Apple ha versato 14,3 miliardi di euro all’Irlanda a titolo di pieno recupero di presunti aiuti di Stato. Lo ha comunicato, riferisce l’Ansa, il ministro delle finanze irlandese Paschal Donohoe confermando il totale recupero di 13,1 miliardi di euro, come richiesto da una decisione della Commissione dell’agosto 2016, più interessi per 1,2 miliardi di euro. L’accordo era stato chiuso a dicembre dell’anno scorso. L’antitrust, dopo la sua indagine, aveva concluso che Cupertino aveva pagato “molte meno tasse di altre aziende”. L’Irlanda avrebbe dovuto recuperare gli aiuti entro il 3 gennaio 2017.

Tim Cook, ceo di Apple (Foto Ansa/CLAUDIO GIOVANNINI)

Apple, riferisce il ministro delle finanze irlandese, ha completato a inizio settembre il recupero delle tasse non pagate e considerate da Bruxelles aiuti di stato illegali. La conclusione dell’operazione, condotta a partire dallo scorso maggio, sottolinea Donohoe, è avvenuta nei tempi previsti entro fine settembre, “in linea con gli impegni presi” precedentemente. Dublino, però, ricorda l’Ansa, continua a non accettare l’analisi di Bruxelles del caso e ha per questo già fatto ricorso alla Corte di giustizia Ue a cui ha chiesto l’annullamento della decisione. La corte la sta esaminando in modo prioritario.

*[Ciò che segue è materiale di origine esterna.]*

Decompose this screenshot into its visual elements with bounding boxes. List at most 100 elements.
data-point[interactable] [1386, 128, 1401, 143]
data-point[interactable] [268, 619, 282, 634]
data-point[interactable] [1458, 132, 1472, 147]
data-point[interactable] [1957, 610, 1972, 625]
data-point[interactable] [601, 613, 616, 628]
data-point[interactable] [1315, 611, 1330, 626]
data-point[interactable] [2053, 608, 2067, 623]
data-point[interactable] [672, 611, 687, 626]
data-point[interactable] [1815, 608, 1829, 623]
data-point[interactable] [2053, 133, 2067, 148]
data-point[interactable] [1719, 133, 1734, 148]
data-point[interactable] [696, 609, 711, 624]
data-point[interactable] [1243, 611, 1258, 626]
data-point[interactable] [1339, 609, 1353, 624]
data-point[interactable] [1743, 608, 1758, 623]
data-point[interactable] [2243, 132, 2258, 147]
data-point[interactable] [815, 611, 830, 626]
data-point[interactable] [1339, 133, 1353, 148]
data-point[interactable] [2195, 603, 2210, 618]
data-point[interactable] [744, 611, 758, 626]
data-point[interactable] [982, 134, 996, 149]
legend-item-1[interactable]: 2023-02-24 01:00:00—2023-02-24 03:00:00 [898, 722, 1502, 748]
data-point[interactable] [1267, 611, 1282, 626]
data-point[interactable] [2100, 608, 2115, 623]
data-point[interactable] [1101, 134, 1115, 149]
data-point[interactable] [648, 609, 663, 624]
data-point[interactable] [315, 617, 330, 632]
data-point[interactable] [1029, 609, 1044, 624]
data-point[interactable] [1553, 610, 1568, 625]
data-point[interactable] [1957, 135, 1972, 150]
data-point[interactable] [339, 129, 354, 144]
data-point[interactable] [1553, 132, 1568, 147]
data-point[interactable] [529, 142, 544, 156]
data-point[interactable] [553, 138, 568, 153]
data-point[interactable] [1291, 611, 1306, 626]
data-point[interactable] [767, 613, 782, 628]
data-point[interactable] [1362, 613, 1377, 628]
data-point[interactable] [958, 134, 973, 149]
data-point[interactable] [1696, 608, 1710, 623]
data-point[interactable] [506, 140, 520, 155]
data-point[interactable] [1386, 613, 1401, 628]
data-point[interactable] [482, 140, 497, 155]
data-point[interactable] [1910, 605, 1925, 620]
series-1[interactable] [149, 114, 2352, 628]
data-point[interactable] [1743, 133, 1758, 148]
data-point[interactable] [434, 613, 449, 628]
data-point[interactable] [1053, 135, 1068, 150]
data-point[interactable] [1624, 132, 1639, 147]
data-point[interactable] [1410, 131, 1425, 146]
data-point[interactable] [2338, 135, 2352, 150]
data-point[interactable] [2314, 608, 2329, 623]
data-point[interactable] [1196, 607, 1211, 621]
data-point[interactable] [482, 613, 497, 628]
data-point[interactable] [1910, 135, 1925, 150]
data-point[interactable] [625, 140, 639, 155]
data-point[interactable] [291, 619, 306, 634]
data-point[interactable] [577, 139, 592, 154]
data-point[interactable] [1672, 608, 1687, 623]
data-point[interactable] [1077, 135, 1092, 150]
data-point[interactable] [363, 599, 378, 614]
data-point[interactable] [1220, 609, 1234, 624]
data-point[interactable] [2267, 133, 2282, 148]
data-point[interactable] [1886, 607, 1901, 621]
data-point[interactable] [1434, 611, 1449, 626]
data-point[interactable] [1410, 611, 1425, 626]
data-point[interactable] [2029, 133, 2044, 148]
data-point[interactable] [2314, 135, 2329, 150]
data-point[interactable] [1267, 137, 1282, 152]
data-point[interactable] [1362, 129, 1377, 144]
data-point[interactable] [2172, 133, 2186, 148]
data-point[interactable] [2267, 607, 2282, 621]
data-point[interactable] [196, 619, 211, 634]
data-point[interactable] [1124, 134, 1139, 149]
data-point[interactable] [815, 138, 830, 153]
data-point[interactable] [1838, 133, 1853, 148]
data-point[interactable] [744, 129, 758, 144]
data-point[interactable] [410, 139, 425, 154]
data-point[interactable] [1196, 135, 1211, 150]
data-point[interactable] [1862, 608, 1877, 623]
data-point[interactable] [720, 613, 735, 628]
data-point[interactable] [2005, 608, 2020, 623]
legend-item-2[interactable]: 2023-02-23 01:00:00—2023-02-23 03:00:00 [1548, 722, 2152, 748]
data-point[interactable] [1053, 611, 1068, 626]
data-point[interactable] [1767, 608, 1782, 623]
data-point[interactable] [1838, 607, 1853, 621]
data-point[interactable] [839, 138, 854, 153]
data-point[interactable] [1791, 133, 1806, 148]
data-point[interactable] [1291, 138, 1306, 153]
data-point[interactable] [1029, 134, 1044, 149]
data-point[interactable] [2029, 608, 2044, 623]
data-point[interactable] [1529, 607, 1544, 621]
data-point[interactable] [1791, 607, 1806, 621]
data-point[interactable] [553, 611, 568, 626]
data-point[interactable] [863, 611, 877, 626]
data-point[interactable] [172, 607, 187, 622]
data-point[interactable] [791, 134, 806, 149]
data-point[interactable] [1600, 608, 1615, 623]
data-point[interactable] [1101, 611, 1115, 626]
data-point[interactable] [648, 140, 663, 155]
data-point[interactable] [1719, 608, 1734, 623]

Il fatto di aver proceduto al recupero dei 14,3 miliardi depositati ora su un fondo fiduciario, dimostra quindi la buona fede dell’Irlanda di aver sempre agito secondo le regole. “Si tratta del più grande recupero di aiuti di stato” e questo fondo è quindi “uno dei più grandi a essere stati costituiti”, ha spiegato Donohoe, per cui “c’è voluto tempo per stabilire infrastruttura e quadro legali” ma questo era “essenziale per proteggere gli interessi di tutte le parti”. La Commissione Ue, ha quindi fatto sapere il portavoce della commissaria Margrethe Vestager, di fronte a questo sviluppo proporrà ora di chiudere il caso nei confronti dell’Irlanda per il mancato recupero degli aiuti per Apple.